Lawyers who represent drug companies said the F.D.A. largely depended on the companies
to be honest about the side effects of their drugs. With a staff of fewer than 3,000,
including support personnel, the agency’s drug division oversees more than 12,000
prescription medicines and 400 nonprescription drugs.

In most cases, said William W. Vodra, senior counsel at the law firm of Arnold &
Porter and a former F.D.A. associate chief counsel, it does not perform detailed
audits of clinical trials or independently check the integrity of the data that 
companies send to it.

“There’s no way they could police the system with the resources they have,” Mr. 
Vodra said. Companies provide the agency’s scientists with so much information that
“there is a point at which you can’t even think about what they’ve given you,” he
added, “let alone what’s behind that stuff that they may not have given you.”

Robert A. Dormer, a partner in the law firm of Hyman, Phelps & McNamara, who
represents drug companies, said that the companies did not have to provide every
analysis they performed to the F.D.A. “Companies do lots of drafts of things,” Mr.
Dormer said.

The Zyprexa document that has aroused the most interest at the F.D.A. is a Feb. 
21, 2000, paper in which Lilly scientists discussed whether Zyprexa’s label should
be changed to alert doctors of the risk of hyperglycemia, or high blood sugar, associated
with the drug.

The paper showed that 154 of 4,234 patients, or 3.6 percent, who took Zyprexa in
clinical trials developed high blood sugar. Only 1.1 percent of patients who took
a placebo developed the condition.

Doctors have said that difference is worrisome because most patients in the clinical
trials were taking Zyprexa for only a few weeks or months. Untreated hyperglycemia
can eventually lead to diabetes, a disease in which the body’s insulin-producing
cells die and patients lose the ability to regulate their blood sugar. Diabetes 
is the sixth-leading cause of death in the United States.

The data that Lilly provided to the F.D.A. was notably different from the results
discussed in the February 2000 paper, with the gap between the two patient groups
much narrower. The company told the agency that patients taking Zyprexa developed
high blood sugar at a 3.1 percent rate, while those taking the placebo had a 2.5
percent rate.

Mr. Belt said that after the February 2000 paper, Lilly performed a final quality
check of the data and discovered that some patients had been incorrectly included
in the analysis, while others had been excluded.

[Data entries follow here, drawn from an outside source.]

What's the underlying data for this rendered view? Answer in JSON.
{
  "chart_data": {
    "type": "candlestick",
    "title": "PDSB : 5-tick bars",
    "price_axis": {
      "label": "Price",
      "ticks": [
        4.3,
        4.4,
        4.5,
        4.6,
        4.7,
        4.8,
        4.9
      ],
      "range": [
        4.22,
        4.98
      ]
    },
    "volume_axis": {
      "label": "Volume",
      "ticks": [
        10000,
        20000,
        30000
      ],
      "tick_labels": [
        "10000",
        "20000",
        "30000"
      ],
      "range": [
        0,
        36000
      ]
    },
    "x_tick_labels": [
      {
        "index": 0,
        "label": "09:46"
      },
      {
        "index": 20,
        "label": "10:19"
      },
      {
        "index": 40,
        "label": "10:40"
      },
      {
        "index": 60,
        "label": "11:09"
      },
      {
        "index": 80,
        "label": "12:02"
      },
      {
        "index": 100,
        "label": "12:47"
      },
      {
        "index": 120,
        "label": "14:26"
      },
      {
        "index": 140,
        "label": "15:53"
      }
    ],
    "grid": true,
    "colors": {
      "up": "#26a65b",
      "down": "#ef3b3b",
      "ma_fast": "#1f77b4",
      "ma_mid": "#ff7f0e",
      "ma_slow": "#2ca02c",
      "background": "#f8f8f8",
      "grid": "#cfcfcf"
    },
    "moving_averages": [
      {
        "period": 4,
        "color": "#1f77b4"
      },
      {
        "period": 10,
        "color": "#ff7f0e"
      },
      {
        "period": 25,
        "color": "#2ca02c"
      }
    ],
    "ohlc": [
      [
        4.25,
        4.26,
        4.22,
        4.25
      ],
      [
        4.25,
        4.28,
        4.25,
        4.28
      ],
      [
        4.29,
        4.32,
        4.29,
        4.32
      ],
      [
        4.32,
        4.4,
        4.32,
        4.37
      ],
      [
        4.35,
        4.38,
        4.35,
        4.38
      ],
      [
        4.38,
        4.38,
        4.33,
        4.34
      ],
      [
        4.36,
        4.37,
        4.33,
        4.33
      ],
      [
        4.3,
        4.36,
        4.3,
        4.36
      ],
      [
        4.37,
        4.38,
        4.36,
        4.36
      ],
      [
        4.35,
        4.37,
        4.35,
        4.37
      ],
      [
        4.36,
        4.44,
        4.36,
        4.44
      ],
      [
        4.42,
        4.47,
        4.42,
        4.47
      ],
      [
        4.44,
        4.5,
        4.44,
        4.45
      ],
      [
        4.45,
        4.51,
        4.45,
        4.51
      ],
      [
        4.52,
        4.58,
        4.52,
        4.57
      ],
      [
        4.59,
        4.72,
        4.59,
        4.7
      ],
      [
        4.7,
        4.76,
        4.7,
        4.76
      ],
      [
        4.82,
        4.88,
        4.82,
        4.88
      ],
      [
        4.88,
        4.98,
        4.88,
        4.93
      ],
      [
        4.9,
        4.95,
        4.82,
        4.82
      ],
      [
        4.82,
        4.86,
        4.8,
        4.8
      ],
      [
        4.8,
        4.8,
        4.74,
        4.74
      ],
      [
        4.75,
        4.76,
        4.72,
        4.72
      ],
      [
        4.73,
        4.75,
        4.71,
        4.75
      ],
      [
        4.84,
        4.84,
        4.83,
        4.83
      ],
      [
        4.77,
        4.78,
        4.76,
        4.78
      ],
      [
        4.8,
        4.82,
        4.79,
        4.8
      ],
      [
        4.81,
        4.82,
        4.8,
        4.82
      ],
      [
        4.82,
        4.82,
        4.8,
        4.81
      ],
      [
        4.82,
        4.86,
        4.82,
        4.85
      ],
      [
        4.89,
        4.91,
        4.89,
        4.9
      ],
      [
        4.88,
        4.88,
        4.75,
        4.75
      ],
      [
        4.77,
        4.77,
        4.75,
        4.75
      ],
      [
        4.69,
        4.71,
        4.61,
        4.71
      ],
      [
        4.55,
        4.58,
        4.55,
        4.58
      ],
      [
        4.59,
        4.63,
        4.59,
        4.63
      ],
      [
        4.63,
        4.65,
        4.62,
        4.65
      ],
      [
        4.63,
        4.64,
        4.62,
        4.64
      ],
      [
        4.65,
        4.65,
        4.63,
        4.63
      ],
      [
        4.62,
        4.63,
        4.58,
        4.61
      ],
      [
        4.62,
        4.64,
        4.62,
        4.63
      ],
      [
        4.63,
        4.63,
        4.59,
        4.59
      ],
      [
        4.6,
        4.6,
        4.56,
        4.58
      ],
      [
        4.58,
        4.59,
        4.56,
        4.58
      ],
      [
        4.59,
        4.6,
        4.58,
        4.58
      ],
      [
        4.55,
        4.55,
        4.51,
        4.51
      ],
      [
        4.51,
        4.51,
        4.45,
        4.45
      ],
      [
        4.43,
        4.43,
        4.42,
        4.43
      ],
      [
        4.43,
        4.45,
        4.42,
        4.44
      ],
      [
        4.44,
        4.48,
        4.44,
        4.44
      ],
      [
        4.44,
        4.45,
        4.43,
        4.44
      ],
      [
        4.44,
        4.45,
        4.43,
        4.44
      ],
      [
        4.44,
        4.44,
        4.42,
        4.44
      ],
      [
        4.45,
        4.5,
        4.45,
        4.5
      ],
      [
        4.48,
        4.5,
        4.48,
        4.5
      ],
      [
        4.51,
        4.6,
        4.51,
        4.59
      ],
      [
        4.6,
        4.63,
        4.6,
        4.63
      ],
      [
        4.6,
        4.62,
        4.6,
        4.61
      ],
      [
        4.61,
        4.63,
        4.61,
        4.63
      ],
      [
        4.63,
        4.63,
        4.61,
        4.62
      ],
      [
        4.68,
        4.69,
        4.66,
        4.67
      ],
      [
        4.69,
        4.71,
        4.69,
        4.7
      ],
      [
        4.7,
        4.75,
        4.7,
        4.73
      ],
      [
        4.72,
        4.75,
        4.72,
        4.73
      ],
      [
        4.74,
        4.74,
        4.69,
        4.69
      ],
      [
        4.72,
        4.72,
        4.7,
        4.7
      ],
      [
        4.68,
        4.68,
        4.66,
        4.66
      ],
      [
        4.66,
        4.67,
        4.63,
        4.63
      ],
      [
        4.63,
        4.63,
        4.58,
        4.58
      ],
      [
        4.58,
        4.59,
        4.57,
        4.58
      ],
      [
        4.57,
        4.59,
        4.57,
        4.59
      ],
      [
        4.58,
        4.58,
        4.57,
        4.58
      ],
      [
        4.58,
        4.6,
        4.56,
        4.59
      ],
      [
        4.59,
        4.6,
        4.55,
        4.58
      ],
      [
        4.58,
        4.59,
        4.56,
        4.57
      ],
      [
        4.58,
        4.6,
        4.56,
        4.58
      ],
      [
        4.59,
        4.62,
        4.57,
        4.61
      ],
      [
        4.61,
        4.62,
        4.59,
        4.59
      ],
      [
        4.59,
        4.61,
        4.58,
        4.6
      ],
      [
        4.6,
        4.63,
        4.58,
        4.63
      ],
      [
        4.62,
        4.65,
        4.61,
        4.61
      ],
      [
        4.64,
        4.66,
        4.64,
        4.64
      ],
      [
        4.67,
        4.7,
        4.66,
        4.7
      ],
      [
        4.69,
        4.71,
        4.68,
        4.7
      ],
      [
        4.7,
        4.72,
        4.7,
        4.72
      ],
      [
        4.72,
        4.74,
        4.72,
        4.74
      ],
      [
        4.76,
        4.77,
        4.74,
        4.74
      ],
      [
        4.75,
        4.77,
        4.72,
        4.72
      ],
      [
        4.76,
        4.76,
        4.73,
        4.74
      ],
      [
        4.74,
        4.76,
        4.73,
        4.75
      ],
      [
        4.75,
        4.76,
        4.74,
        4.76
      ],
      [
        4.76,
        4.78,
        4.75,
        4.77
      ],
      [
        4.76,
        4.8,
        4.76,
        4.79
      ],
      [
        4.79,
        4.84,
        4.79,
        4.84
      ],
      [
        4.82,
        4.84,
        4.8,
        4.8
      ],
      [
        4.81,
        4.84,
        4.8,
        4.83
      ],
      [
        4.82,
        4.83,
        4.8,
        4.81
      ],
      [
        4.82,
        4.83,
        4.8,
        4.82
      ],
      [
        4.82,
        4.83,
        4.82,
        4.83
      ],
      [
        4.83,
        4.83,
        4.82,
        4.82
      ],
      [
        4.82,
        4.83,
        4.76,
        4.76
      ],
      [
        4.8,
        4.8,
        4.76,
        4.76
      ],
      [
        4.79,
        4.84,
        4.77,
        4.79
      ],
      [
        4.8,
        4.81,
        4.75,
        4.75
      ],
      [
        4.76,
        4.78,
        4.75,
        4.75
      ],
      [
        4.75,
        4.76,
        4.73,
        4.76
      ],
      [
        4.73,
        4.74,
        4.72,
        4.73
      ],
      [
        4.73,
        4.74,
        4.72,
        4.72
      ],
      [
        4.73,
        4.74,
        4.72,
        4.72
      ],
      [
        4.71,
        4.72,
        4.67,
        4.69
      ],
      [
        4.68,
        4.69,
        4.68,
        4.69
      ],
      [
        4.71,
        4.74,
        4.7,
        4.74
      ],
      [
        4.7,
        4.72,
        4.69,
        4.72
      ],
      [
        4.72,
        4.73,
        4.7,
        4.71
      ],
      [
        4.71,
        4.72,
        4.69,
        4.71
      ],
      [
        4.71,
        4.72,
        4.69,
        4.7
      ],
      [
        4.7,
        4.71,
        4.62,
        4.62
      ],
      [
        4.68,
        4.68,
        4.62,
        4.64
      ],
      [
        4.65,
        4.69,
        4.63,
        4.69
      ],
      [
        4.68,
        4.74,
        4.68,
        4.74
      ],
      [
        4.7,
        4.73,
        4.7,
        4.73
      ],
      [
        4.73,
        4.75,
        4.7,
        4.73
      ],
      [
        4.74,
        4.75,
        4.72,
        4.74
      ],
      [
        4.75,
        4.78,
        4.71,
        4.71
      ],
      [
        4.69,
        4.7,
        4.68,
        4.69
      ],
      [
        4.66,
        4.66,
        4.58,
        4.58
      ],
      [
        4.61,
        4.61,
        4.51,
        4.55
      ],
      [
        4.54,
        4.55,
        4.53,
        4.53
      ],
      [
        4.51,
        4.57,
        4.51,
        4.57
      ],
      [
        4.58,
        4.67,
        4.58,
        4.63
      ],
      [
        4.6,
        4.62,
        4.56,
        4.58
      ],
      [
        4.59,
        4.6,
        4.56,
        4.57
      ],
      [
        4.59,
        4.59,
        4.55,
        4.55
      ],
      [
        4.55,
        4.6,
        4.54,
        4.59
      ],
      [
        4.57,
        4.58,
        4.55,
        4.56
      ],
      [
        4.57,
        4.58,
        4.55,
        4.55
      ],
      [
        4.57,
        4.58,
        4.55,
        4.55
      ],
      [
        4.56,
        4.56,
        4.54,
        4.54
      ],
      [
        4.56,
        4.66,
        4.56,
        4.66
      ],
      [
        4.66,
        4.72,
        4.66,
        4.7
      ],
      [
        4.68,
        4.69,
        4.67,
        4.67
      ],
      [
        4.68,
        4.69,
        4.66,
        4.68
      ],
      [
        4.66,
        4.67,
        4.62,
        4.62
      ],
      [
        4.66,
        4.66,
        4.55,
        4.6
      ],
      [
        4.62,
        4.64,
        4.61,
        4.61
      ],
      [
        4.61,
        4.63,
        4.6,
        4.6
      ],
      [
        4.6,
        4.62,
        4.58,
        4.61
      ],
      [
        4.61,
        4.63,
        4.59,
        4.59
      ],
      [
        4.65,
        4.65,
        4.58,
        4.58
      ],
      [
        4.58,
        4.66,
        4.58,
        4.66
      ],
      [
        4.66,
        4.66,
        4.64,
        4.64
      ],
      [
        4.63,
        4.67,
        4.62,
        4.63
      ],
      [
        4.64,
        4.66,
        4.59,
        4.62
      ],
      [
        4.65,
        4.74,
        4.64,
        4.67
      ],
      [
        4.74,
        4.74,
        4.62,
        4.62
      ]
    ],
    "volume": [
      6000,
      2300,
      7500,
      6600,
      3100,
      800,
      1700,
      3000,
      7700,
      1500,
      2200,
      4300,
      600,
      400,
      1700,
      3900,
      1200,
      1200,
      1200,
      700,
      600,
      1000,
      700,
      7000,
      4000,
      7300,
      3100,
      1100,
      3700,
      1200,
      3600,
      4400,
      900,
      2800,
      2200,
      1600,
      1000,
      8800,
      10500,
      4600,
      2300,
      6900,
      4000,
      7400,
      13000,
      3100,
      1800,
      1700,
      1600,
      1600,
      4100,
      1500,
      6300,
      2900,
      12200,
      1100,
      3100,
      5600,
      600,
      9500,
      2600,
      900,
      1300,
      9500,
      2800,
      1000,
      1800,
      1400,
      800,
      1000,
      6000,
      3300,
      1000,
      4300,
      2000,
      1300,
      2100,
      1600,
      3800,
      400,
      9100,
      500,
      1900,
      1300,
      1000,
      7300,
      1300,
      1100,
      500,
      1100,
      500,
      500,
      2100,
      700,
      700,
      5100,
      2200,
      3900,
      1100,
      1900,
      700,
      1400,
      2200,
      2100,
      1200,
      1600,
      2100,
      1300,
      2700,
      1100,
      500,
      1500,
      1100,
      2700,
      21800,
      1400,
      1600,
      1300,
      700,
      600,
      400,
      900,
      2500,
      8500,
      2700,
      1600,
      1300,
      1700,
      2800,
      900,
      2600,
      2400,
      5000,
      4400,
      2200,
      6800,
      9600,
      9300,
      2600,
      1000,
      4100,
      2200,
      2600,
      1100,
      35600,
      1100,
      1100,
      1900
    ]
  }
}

“The original data referred to in the memo was a preliminary analysis, not the final
accurate analysis that was provided to the F.D.A., and is therefore very misleading,”
he said.

The Times reported in December on the existence of the February 2000 document, as
well as other company documents and e-mail messages that contradicted public statements
by Lilly about Zyprexa’s risks.

Lilly has said that the documents and e-mail messages were taken out of context 
and do not present a balanced view of Zyprexa’s risks and benefits. A federal judge
has criticized The Times for violating a protective order that covered the documents.